Looking back on my leisurely lunch at the Harwood Arms, I recall doing just what Williams had hoped one of his customers would do. I picked up a sliver of toasted baguette, glistening with coins of marrow that had been smoked over hay, listening to the crackle give way to a rush of liquid fat on my tongue and admiring how the sprinkle of parsley kept what the chef calls "naughty" marrow in check. (Yes, I licked more than my lips.) The slender bar of bread and fat was intended as an accompaniment, but it nearly stole the show from the stout-braised beef cheeks and meaty snails it escorted to the table.

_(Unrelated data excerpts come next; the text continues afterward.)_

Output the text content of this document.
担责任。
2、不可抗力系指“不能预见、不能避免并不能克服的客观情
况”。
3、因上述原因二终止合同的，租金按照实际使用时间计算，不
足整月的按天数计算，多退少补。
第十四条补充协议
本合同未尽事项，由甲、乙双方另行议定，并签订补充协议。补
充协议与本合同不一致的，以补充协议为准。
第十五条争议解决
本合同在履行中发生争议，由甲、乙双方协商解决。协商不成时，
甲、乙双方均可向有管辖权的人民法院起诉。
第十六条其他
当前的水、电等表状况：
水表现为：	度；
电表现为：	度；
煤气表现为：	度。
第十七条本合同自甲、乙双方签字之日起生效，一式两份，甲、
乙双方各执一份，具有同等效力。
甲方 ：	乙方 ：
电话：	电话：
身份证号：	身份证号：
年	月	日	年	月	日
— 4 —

Come with a sense of adventure, and be prepared for some surprises. Deer is a staple here. (Co-owner and TV personality Mike Robinson is an avid hunter.) During my visit, the meat took the form of a plump and juicy-with-pork-fat sausage whose garnish of Douglas fir explained the link's intriguing citruslike note: There were also finely ground pine needles in the mix. Meat from the boiled head of a pig, or brawn, is chopped up with onions, carrots, marjoram and mace, then rolled in crumbs and fried to a gentle crisp. The porcine pleasure, which shows up with broad beans flavored with smoked bacon, is even better with a dab of zingy tarragon mustard.

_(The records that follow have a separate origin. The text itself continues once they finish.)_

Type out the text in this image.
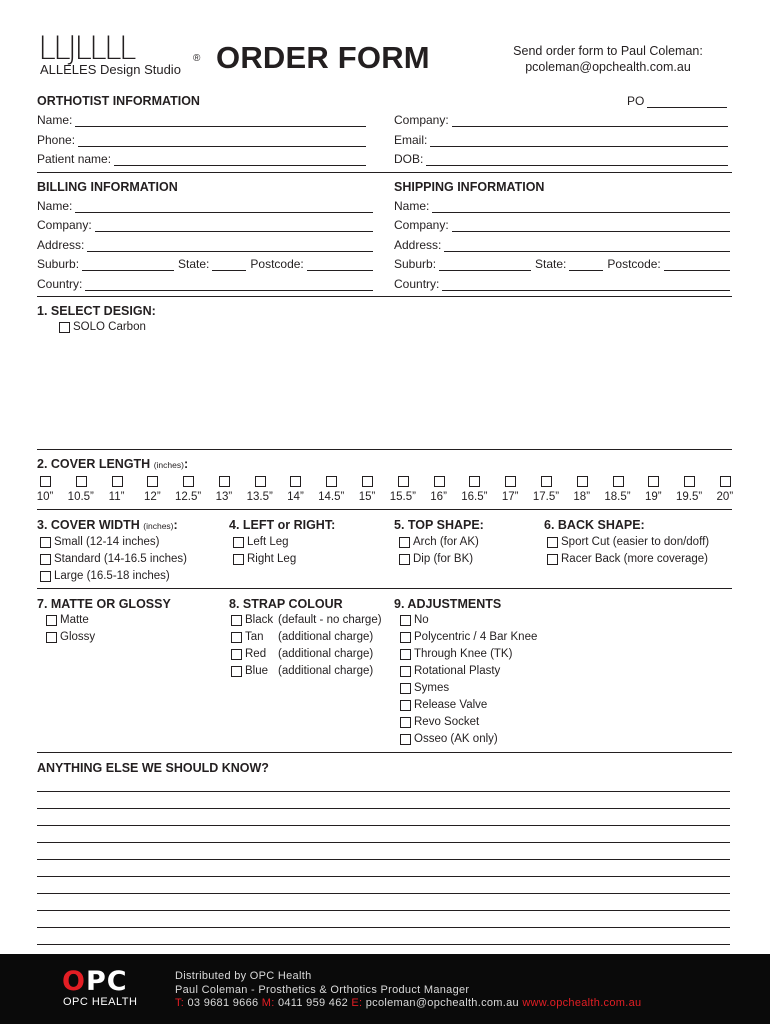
LLJLLLL
ALLELES Design Studio
® ORDER FORM	Send order form to Paul Coleman:
pcoleman@opchealth.com.au
ORTHOTIST INFORMATION	PO
Name:
Phone:
Patient name:
Company:
Email:
DOB:
BILLING INFORMATION
Name:
Company:
Address:
Suburb:	State:	Postcode:
Country:
SHIPPING INFORMATION
Name:
Company:
Address:
Suburb:	State:	Postcode:
Country:
1. SELECT DESIGN:
SOLO Carbon
2. COVER LENGTH (inches):
10”	10.5”	11”	12”	12.5”	13”	13.5”	14”	14.5”	15”	15.5”	16”	16.5”	17”	17.5”	18”	18.5”	19”	19.5”	20”
3. COVER WIDTH (inches):
Small (12-14 inches)
Standard (14-16.5 inches)
Large (16.5-18 inches)
4. LEFT or RIGHT:
Left Leg
Right Leg
5. TOP SHAPE:
Arch (for AK)
Dip (for BK)
6. BACK SHAPE:
Sport Cut (easier to don/doff)
Racer Back (more coverage)
7. MATTE OR GLOSSY
Matte
Glossy
8. STRAP COLOUR
Black (default - no charge)
Tan	(additional charge)
Red	(additional charge)
Blue (additional charge)
9. ADJUSTMENTS
No
Polycentric / 4 Bar Knee
Through Knee (TK)
Rotational Plasty
Symes
Release Valve
Revo Socket
Osseo (AK only)
ANYTHING ELSE WE SHOULD KNOW?
OPC
OPC HEALTH
Distributed by OPC Health
Paul Coleman - Prosthetics & Orthotics Product Manager
T: 03 9681 9666 M: 0411 959 462 E: pcoleman@opchealth.com.au www.opchealth.com.au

Game and offal aren't the only hooks. A brilliant puree of zucchini, olive oil and garlic also sings with fresh basil; the soup is served chilled, with lacy and lemony fritters. Silvery smoked sprats, similar to herring, teeter atop a soft-poached egg dusted with dried seaweed, which in turn rests on radishes and a creamy base of diced beet, apple, cucumber and celery bound with horseradish mayonnaise. Butterflied mackerel is staged beneath a delicate cage of thinly sliced sourdough, with summery tomatoes to keep the fish company, and a stuffing of thyme, lemon zest and onions to make the taste buds dance. English raspberries drew me to order the buttermilk pudding, Williams's twist on panna cotta, but the custard's shimmering cubes of lemon verbena on top of the fruit gems were what compelled me to finish the cool comfort. And my new favorite flavor of ice cream marries bitter marmalade with honeycomb. The confection comes with buttery oat cookies called hobnobs.

Williams's plates are successful in part because every garnish, every escort, is special on its own. Or, as a guest of mine summed it up, they're all "great ensembles."